I’m Tsana Dolichva and I’ve been reading and enjoying Australian speculative fiction since I first started reading “grown up” books (back before YA was its own genre). More recently, I’ve been blogging my reviews over at the creatively titled Tsana’s Reads. I irregularly blog about science in science fiction over at the Science Fiction Writers’ Guide to Space. When not reading, I’m probably working towards my PhD in astrophysics.


  1. Great wrap up Tsana, there are as always a few titles i hope to read this year.

    • Thanks, Shelleyrae. There’s a lot of great books there, including a few I haven’t had the chance to read yet myself that have been on my TBR for a while, partially thanks to other people’s great reviews.

  2. This is great sTsana…and thanks for linking to your charts…I always love to see charts…and it must have taken you ages to collate all that data.

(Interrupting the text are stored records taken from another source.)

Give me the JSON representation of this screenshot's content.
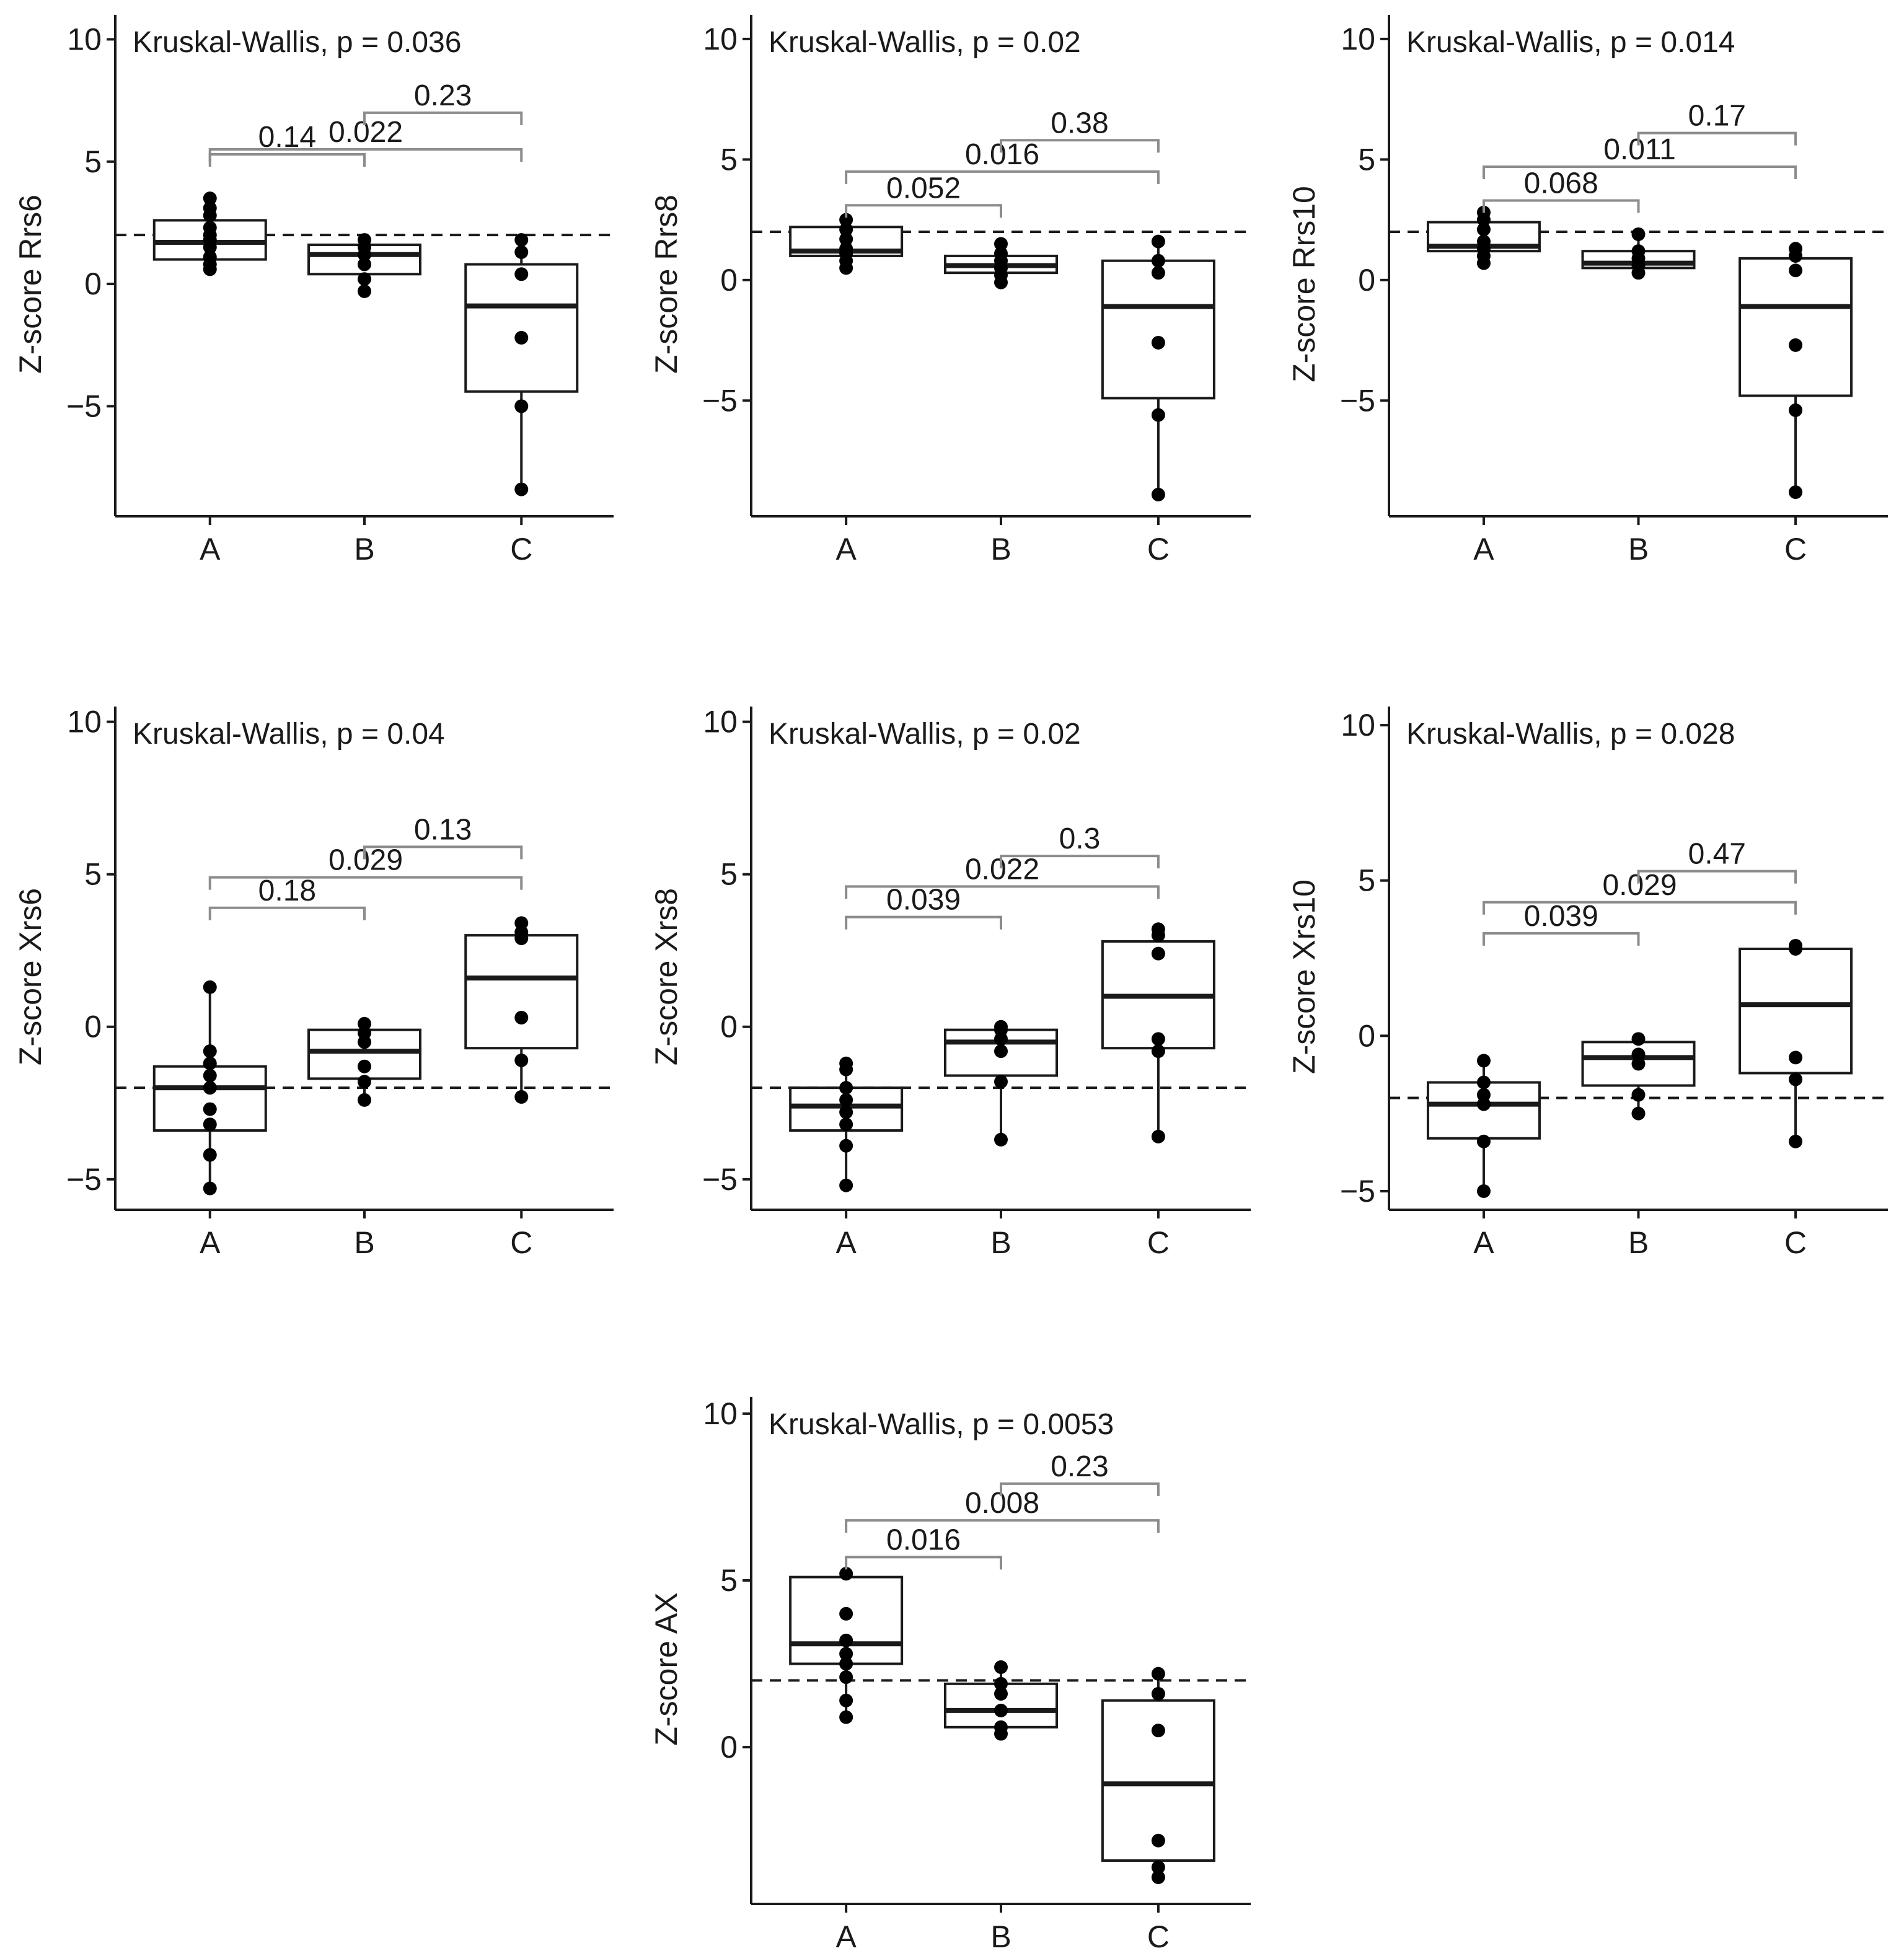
{
  "figure": {
    "reference_line_style": "dashed",
    "colors": {
      "axis": "#1a1a1a",
      "box_fill": "#ffffff",
      "point": "#000000",
      "bracket": "#8c8c8c",
      "reference": "#1a1a1a"
    }
  },
  "chart_data": [
    {
      "type": "box",
      "title": "Kruskal-Wallis, p = 0.036",
      "ylabel": "Z-score Rrs6",
      "xlabel": "",
      "categories": [
        "A",
        "B",
        "C"
      ],
      "ylim": [
        -9.5,
        11
      ],
      "yticks": [
        -5,
        0,
        5,
        10
      ],
      "ytick_labels": [
        "−5",
        "0",
        "5",
        "10"
      ],
      "reference_line": 2,
      "boxes": [
        {
          "group": "A",
          "q1": 1.0,
          "median": 1.7,
          "q3": 2.6,
          "whisker_low": 0.6,
          "whisker_high": 3.5,
          "points": [
            0.6,
            0.8,
            1.1,
            1.5,
            1.8,
            2.0,
            2.3,
            2.8,
            3.1,
            3.5
          ]
        },
        {
          "group": "B",
          "q1": 0.4,
          "median": 1.2,
          "q3": 1.6,
          "whisker_low": -0.3,
          "whisker_high": 1.8,
          "points": [
            -0.3,
            0.2,
            0.8,
            1.2,
            1.5,
            1.8
          ]
        },
        {
          "group": "C",
          "q1": -4.4,
          "median": -0.9,
          "q3": 0.8,
          "whisker_low": -8.4,
          "whisker_high": 1.8,
          "points": [
            -8.4,
            -5.0,
            -2.2,
            0.4,
            1.3,
            1.8
          ]
        }
      ],
      "comparisons": [
        {
          "groups": [
            "A",
            "B"
          ],
          "p": "0.14",
          "level": 5.3
        },
        {
          "groups": [
            "A",
            "C"
          ],
          "p": "0.022",
          "level": 5.5
        },
        {
          "groups": [
            "B",
            "C"
          ],
          "p": "0.23",
          "level": 7.0
        }
      ]
    },
    {
      "type": "box",
      "title": "Kruskal-Wallis, p = 0.02",
      "ylabel": "Z-score Rrs8",
      "xlabel": "",
      "categories": [
        "A",
        "B",
        "C"
      ],
      "ylim": [
        -9.8,
        11
      ],
      "yticks": [
        -5,
        0,
        5,
        10
      ],
      "ytick_labels": [
        "−5",
        "0",
        "5",
        "10"
      ],
      "reference_line": 2,
      "boxes": [
        {
          "group": "A",
          "q1": 1.0,
          "median": 1.2,
          "q3": 2.2,
          "whisker_low": 0.5,
          "whisker_high": 2.5,
          "points": [
            0.5,
            0.8,
            1.1,
            1.3,
            1.7,
            2.1,
            2.5
          ]
        },
        {
          "group": "B",
          "q1": 0.3,
          "median": 0.6,
          "q3": 1.0,
          "whisker_low": -0.1,
          "whisker_high": 1.5,
          "points": [
            -0.1,
            0.2,
            0.5,
            0.8,
            1.1,
            1.5
          ]
        },
        {
          "group": "C",
          "q1": -4.9,
          "median": -1.1,
          "q3": 0.8,
          "whisker_low": -8.9,
          "whisker_high": 1.6,
          "points": [
            -8.9,
            -5.6,
            -2.6,
            0.3,
            0.8,
            1.6
          ]
        }
      ],
      "comparisons": [
        {
          "groups": [
            "A",
            "B"
          ],
          "p": "0.052",
          "level": 3.1
        },
        {
          "groups": [
            "A",
            "C"
          ],
          "p": "0.016",
          "level": 4.5
        },
        {
          "groups": [
            "B",
            "C"
          ],
          "p": "0.38",
          "level": 5.8
        }
      ]
    },
    {
      "type": "box",
      "title": "Kruskal-Wallis, p = 0.014",
      "ylabel": "Z-score Rrs10",
      "xlabel": "",
      "categories": [
        "A",
        "B",
        "C"
      ],
      "ylim": [
        -9.8,
        11
      ],
      "yticks": [
        -5,
        0,
        5,
        10
      ],
      "ytick_labels": [
        "−5",
        "0",
        "5",
        "10"
      ],
      "reference_line": 2,
      "boxes": [
        {
          "group": "A",
          "q1": 1.2,
          "median": 1.4,
          "q3": 2.4,
          "whisker_low": 0.7,
          "whisker_high": 2.8,
          "points": [
            0.7,
            1.0,
            1.3,
            1.6,
            2.1,
            2.5,
            2.8
          ]
        },
        {
          "group": "B",
          "q1": 0.5,
          "median": 0.7,
          "q3": 1.2,
          "whisker_low": 0.3,
          "whisker_high": 1.9,
          "points": [
            0.3,
            0.6,
            0.9,
            1.2,
            1.9
          ]
        },
        {
          "group": "C",
          "q1": -4.8,
          "median": -1.1,
          "q3": 0.9,
          "whisker_low": -8.8,
          "whisker_high": 1.3,
          "points": [
            -8.8,
            -5.4,
            -2.7,
            0.4,
            1.0,
            1.3
          ]
        }
      ],
      "comparisons": [
        {
          "groups": [
            "A",
            "B"
          ],
          "p": "0.068",
          "level": 3.3
        },
        {
          "groups": [
            "A",
            "C"
          ],
          "p": "0.011",
          "level": 4.7
        },
        {
          "groups": [
            "B",
            "C"
          ],
          "p": "0.17",
          "level": 6.1
        }
      ]
    },
    {
      "type": "box",
      "title": "Kruskal-Wallis, p = 0.04",
      "ylabel": "Z-score Xrs6",
      "xlabel": "",
      "categories": [
        "A",
        "B",
        "C"
      ],
      "ylim": [
        -6.0,
        10.5
      ],
      "yticks": [
        -5,
        0,
        5,
        10
      ],
      "ytick_labels": [
        "−5",
        "0",
        "5",
        "10"
      ],
      "reference_line": -2,
      "boxes": [
        {
          "group": "A",
          "q1": -3.4,
          "median": -2.0,
          "q3": -1.3,
          "whisker_low": -5.3,
          "whisker_high": 1.3,
          "points": [
            -5.3,
            -4.2,
            -3.2,
            -2.7,
            -2.0,
            -1.6,
            -1.2,
            -0.8,
            1.3
          ]
        },
        {
          "group": "B",
          "q1": -1.7,
          "median": -0.8,
          "q3": -0.1,
          "whisker_low": -2.4,
          "whisker_high": 0.1,
          "points": [
            -2.4,
            -1.8,
            -1.3,
            -0.5,
            -0.2,
            0.1
          ]
        },
        {
          "group": "C",
          "q1": -0.7,
          "median": 1.6,
          "q3": 3.0,
          "whisker_low": -2.3,
          "whisker_high": 3.4,
          "points": [
            -2.3,
            -1.1,
            0.3,
            2.9,
            3.1,
            3.4
          ]
        }
      ],
      "comparisons": [
        {
          "groups": [
            "A",
            "B"
          ],
          "p": "0.18",
          "level": 3.9
        },
        {
          "groups": [
            "A",
            "C"
          ],
          "p": "0.029",
          "level": 4.9
        },
        {
          "groups": [
            "B",
            "C"
          ],
          "p": "0.13",
          "level": 5.9
        }
      ]
    },
    {
      "type": "box",
      "title": "Kruskal-Wallis, p = 0.02",
      "ylabel": "Z-score Xrs8",
      "xlabel": "",
      "categories": [
        "A",
        "B",
        "C"
      ],
      "ylim": [
        -6.0,
        10.5
      ],
      "yticks": [
        -5,
        0,
        5,
        10
      ],
      "ytick_labels": [
        "−5",
        "0",
        "5",
        "10"
      ],
      "reference_line": -2,
      "boxes": [
        {
          "group": "A",
          "q1": -3.4,
          "median": -2.6,
          "q3": -2.0,
          "whisker_low": -5.2,
          "whisker_high": -1.2,
          "points": [
            -5.2,
            -3.9,
            -3.2,
            -2.8,
            -2.4,
            -2.0,
            -1.4,
            -1.2
          ]
        },
        {
          "group": "B",
          "q1": -1.6,
          "median": -0.5,
          "q3": -0.1,
          "whisker_low": -3.7,
          "whisker_high": 0.0,
          "points": [
            -3.7,
            -1.8,
            -0.8,
            -0.4,
            -0.1,
            0.0
          ]
        },
        {
          "group": "C",
          "q1": -0.7,
          "median": 1.0,
          "q3": 2.8,
          "whisker_low": -3.6,
          "whisker_high": 3.2,
          "points": [
            -3.6,
            -0.8,
            -0.4,
            2.4,
            3.0,
            3.2
          ]
        }
      ],
      "comparisons": [
        {
          "groups": [
            "A",
            "B"
          ],
          "p": "0.039",
          "level": 3.6
        },
        {
          "groups": [
            "A",
            "C"
          ],
          "p": "0.022",
          "level": 4.6
        },
        {
          "groups": [
            "B",
            "C"
          ],
          "p": "0.3",
          "level": 5.6
        }
      ]
    },
    {
      "type": "box",
      "title": "Kruskal-Wallis, p = 0.028",
      "ylabel": "Z-score Xrs10",
      "xlabel": "",
      "categories": [
        "A",
        "B",
        "C"
      ],
      "ylim": [
        -5.6,
        10.6
      ],
      "yticks": [
        -5,
        0,
        5,
        10
      ],
      "ytick_labels": [
        "−5",
        "0",
        "5",
        "10"
      ],
      "reference_line": -2,
      "boxes": [
        {
          "group": "A",
          "q1": -3.3,
          "median": -2.2,
          "q3": -1.5,
          "whisker_low": -5.0,
          "whisker_high": -0.8,
          "points": [
            -5.0,
            -3.4,
            -2.2,
            -1.9,
            -1.5,
            -0.8
          ]
        },
        {
          "group": "B",
          "q1": -1.6,
          "median": -0.7,
          "q3": -0.2,
          "whisker_low": -2.5,
          "whisker_high": -0.1,
          "points": [
            -2.5,
            -1.9,
            -0.9,
            -0.6,
            -0.1
          ]
        },
        {
          "group": "C",
          "q1": -1.2,
          "median": 1.0,
          "q3": 2.8,
          "whisker_low": -3.4,
          "whisker_high": 2.9,
          "points": [
            -3.4,
            -1.4,
            -0.7,
            2.8,
            2.9
          ]
        }
      ],
      "comparisons": [
        {
          "groups": [
            "A",
            "B"
          ],
          "p": "0.039",
          "level": 3.3
        },
        {
          "groups": [
            "A",
            "C"
          ],
          "p": "0.029",
          "level": 4.3
        },
        {
          "groups": [
            "B",
            "C"
          ],
          "p": "0.47",
          "level": 5.3
        }
      ]
    },
    {
      "type": "box",
      "title": "Kruskal-Wallis, p = 0.0053",
      "ylabel": "Z-score AX",
      "xlabel": "",
      "categories": [
        "A",
        "B",
        "C"
      ],
      "ylim": [
        -4.7,
        10.5
      ],
      "yticks": [
        0,
        5,
        10
      ],
      "ytick_labels": [
        "0",
        "5",
        "10"
      ],
      "reference_line": 2,
      "boxes": [
        {
          "group": "A",
          "q1": 2.5,
          "median": 3.1,
          "q3": 5.1,
          "whisker_low": 0.9,
          "whisker_high": 5.2,
          "points": [
            0.9,
            1.4,
            2.1,
            2.5,
            2.8,
            3.2,
            4.0,
            5.2
          ]
        },
        {
          "group": "B",
          "q1": 0.6,
          "median": 1.1,
          "q3": 1.9,
          "whisker_low": 0.4,
          "whisker_high": 2.4,
          "points": [
            0.4,
            0.6,
            1.1,
            1.6,
            1.9,
            2.4
          ]
        },
        {
          "group": "C",
          "q1": -3.4,
          "median": -1.1,
          "q3": 1.4,
          "whisker_low": -3.9,
          "whisker_high": 2.2,
          "points": [
            -3.9,
            -3.6,
            -2.8,
            0.5,
            1.6,
            2.2
          ]
        }
      ],
      "comparisons": [
        {
          "groups": [
            "A",
            "B"
          ],
          "p": "0.016",
          "level": 5.7
        },
        {
          "groups": [
            "A",
            "C"
          ],
          "p": "0.008",
          "level": 6.8
        },
        {
          "groups": [
            "B",
            "C"
          ],
          "p": "0.23",
          "level": 7.9
        }
      ]
    }
  ]
}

    I am pondering making a resolution to read at least one speculative book for my AWW challenge this year but I haven’t quite decided as I suspect it will then haunt me. I’ve never been able to get my head around fantasy – not even as a kid really – but I did used to read a fair bit of sci fi in my teens and 20’s…and then I just stopped being able to get lost in it…almost overnight it happened and then all I could see were the flaws and the cliches and the things which made it impossible to suspend my disbelief – which is silly because those things were there before and my own genre of choice is equally full of them – but I can’t get my brain to do much about it. I will at least resolve to browse the reviews and see if something takes my fancy.

    • Can I suggest The Price of Fame by RC Daniells? It’s about a present-day documentary maker researching her first doco about an 80s band whose lead singer died in mysterious circumstances. Split half between the 80s and half now, the fantasy element is really minor.

      I would also recommend When We Have Wings by Claire Corbette which I mentioned above. One of the main characters is a detective and, while I wouldn’t call it a crime novel by any stretch of the imagination, it might appeal to you more? It’s also well-researched with plausible physics (an aspect I’m always fond of in books).

      • Thanks Tsana (sorry about that extra s in the earlier comment – blame the iPad keyboard). I have noted down your recommendations and added them to my library list.

  3. You have reminded me I have a Jo Spurrier to read. Great summary.

    • Excellent. My work here is done. ;-)

  4. Great wrap up Tsana – astrophysics and speculative fiction seem a good match to me! I really appreciate the way this challenge has showed me a breadth of Australian women’s writing I knew very little about.

    • Thanks! :-) I do find my work makes me more critical of (im-)plausible science in my spec fic. And the challenge has definitely exposed me to more Aussie authors, particularly in other genres.

      • LOL, love that … re your work AND being exposed to more Aussie authors.